Although I agree with her conclusion here, surely that also applies to transgender people though? Anyone ‘transitioning’ their ‘biological identity’ from male to female (or vice versa), who has not lived being female (as in being recognised as female by other biological females and males) is also playing a ‘dangerous game’? Germaine Greer, and others, have argued that transgender women are not women and that saying they are plays into the hands of sexist gender stereotypes.

 

From my own ‘lived experience’ as a woman and mother, who has lived in several different countries, of a mixed race child (Tibetan and English), to claim a fixed, singular cultural and/or racial identity, even when a person does not necessarily speak or read the majority language fluently, or who grew up in a completely different culture and country (regardless of whether or not one has the ‘racial heritage’) seems particularly hard to accept. In addition, the idea that one’s culture or identity can solely be traced to the ethnicity or culture of one’s parents alone is a pervasive one and yet, the basis and reality of such claims are tenuous and open to question. Quarmby’s article is a welcome step in the direction of looking at such issues from her own ‘lived perspective’ and being honest about how she doesn’t necessarily accept the homogenous identity that is foisted upon her by others’ fixed ideas of ‘culture’ and ‘ethnicity’.

Quarmby’s final paragraph on the inherent dangers of identity politics is

If identity is the currency that allows us to speak and be heard, and if white people, in particular, feel that they are automatically dismissed because no part of their identity is valorised, what next? After all, many white people have fought and even died in the universal struggle for human rights – in the US, the UK, and elsewhere. That should never be forgotten. In a brilliant essay for the New Left Review in 1996, the historian Eric Hobsbawm cautioned against the ‘deep waters of identity politics’. The essay is as fresh now as it was then.
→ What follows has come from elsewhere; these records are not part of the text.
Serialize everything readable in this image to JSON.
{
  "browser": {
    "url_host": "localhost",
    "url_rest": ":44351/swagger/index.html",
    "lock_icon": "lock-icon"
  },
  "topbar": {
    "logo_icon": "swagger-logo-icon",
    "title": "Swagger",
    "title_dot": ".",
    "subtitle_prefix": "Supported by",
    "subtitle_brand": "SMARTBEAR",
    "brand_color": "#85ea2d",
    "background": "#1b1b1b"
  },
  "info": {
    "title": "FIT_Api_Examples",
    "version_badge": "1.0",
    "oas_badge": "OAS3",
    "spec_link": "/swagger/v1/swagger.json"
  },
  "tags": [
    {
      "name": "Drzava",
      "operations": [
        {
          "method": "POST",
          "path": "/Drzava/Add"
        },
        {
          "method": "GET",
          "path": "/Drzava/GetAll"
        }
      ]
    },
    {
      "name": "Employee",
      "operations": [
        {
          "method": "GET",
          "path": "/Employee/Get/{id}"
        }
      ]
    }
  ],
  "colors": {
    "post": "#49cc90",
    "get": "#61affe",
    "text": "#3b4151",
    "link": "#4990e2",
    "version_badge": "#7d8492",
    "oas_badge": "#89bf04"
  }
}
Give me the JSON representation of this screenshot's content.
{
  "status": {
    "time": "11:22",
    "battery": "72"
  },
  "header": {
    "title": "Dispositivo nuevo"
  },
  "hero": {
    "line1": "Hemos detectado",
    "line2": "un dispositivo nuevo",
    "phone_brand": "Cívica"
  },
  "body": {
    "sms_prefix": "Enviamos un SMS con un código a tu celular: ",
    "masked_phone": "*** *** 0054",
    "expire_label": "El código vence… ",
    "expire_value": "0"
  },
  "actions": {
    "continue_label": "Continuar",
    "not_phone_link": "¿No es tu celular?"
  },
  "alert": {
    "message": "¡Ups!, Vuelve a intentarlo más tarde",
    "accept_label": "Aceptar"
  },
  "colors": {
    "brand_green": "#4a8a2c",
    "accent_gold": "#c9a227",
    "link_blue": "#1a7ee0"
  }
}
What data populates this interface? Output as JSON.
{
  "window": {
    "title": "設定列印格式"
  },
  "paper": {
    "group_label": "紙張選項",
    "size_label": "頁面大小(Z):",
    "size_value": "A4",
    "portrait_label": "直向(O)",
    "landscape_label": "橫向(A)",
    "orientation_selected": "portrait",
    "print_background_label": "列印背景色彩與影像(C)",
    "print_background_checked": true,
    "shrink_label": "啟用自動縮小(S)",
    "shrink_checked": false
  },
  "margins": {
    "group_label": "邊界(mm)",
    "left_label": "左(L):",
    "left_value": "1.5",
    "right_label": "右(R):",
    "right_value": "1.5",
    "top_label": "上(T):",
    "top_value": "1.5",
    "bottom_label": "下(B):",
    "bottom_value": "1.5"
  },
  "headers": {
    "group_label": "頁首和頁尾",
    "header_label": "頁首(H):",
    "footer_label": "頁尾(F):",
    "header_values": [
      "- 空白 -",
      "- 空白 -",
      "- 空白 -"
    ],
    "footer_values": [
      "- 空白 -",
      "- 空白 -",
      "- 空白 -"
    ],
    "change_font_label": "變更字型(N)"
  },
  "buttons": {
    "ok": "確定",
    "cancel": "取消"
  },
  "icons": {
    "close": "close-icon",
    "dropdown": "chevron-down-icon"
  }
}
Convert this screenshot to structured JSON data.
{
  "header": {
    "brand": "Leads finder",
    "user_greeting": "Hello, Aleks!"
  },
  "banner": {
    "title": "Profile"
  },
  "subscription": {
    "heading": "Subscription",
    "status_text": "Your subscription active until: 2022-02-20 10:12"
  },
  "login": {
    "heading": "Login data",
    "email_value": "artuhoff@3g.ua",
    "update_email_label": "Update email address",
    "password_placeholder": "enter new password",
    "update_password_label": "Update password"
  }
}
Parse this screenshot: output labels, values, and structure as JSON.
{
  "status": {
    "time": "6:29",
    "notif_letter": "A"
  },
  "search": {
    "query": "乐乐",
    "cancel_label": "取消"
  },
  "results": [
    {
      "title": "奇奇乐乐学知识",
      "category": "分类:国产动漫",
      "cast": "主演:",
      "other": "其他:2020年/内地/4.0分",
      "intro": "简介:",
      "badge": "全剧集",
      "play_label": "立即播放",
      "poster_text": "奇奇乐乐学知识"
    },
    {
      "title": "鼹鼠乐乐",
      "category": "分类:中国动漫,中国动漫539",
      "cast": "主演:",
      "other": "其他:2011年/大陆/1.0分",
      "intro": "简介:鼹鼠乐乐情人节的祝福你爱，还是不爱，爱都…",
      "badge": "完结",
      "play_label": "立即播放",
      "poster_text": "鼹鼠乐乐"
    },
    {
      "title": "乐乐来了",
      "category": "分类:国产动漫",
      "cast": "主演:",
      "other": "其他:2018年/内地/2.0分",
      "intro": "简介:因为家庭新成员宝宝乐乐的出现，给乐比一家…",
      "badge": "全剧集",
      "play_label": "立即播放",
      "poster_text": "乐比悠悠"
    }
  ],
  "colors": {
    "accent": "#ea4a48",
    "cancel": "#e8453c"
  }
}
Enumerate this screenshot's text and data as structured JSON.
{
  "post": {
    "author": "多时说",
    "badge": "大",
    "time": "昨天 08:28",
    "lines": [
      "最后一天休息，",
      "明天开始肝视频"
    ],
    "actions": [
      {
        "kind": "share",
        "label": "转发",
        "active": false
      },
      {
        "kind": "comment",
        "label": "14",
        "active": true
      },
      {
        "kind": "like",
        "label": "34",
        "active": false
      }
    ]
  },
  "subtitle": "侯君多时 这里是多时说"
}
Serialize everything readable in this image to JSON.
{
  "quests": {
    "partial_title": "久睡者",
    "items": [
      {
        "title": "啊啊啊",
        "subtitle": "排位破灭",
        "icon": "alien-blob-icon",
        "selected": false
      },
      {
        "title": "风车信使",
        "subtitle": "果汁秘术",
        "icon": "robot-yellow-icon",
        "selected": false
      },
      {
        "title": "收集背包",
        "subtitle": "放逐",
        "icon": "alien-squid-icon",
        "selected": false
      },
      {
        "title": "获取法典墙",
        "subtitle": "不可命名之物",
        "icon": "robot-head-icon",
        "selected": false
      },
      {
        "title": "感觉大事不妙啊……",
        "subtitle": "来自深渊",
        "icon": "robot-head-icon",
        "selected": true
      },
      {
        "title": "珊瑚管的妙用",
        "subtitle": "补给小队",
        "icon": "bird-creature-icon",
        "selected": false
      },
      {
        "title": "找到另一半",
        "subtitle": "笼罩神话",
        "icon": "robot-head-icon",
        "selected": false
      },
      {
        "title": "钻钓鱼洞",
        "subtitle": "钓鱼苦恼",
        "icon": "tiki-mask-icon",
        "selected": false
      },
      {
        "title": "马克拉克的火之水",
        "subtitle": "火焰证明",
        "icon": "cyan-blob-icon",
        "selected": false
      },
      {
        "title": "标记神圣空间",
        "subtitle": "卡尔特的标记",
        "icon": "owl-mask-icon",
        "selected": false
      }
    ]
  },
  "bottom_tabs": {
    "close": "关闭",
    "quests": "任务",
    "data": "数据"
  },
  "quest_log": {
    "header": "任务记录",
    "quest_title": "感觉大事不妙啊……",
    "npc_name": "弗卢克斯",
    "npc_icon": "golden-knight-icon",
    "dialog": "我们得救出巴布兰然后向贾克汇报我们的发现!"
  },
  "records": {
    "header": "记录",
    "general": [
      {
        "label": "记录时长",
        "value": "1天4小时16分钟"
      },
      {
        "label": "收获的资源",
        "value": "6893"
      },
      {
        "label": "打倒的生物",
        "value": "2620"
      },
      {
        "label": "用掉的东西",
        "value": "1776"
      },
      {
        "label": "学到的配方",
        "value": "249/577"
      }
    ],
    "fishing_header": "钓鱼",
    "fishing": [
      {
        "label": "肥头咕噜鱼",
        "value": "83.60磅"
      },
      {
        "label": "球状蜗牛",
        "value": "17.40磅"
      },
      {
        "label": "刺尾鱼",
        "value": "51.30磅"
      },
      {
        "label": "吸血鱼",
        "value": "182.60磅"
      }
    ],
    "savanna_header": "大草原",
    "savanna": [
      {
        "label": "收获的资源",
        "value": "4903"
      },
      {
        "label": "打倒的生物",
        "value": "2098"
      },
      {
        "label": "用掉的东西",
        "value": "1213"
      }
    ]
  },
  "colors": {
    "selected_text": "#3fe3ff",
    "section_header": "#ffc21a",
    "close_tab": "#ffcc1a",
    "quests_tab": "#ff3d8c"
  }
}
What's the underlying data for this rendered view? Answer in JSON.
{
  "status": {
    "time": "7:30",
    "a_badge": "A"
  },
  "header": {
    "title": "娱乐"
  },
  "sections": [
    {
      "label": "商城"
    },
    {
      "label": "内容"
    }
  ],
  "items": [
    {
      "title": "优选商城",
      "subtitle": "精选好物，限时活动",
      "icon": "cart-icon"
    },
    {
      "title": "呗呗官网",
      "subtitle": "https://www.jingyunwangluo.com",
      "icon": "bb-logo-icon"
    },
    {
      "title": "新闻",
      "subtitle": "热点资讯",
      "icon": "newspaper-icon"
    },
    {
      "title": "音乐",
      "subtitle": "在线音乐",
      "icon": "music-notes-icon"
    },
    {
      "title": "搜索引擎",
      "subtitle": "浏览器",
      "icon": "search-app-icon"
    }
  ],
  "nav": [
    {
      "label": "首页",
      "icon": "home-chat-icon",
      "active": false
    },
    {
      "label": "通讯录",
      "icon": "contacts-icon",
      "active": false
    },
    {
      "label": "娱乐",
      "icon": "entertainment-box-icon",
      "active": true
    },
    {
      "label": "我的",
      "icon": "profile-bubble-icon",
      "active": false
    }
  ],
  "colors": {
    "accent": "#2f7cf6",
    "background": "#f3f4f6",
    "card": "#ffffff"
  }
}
We must look beyond our self-interest in minority silos to wider, universal interests, he wrote, and I agree.

As Hobsbawm states:

‘Never was the word “community” used more indiscriminately and emptily than in the decades when communities in the sociological sense become hard to find in real life’. Men and women look for groups to which they can belong, certainly and forever, in a world in which all else is moving and shifting, in which nothing else is certain. And they find it in an identity group. Hence the strange paradox, which the brilliant, and incidentally, Caribbean Harvard sociologist Orlando Patterson has identified: people choose to belong to an identity group, but ‘it is a choice predicated on the strongly held, intensely conceived belief that the individual has absolutely no choice but to belong to that specific group.’ That it is a choice can sometimes be demonstrated. The number of Americans reporting themselves as ‘American Indian’ or ‘Native American’ almost quadrupled between 1960 and 1990, from about half a million to about two millions, which is far more than could be explained by normal demography; and incidentally, since 70 per cent of ‘Native Americans’ marry outside their race, exactly who is a ‘Native American’ ethnically, is far from clear. So what do we understand by this collective ‘identity’, this sentiment of belonging to a primary group, which is its basis?

Precisely. The answer to that question leaves one swimming dangerously in deep waters with no real land in sight.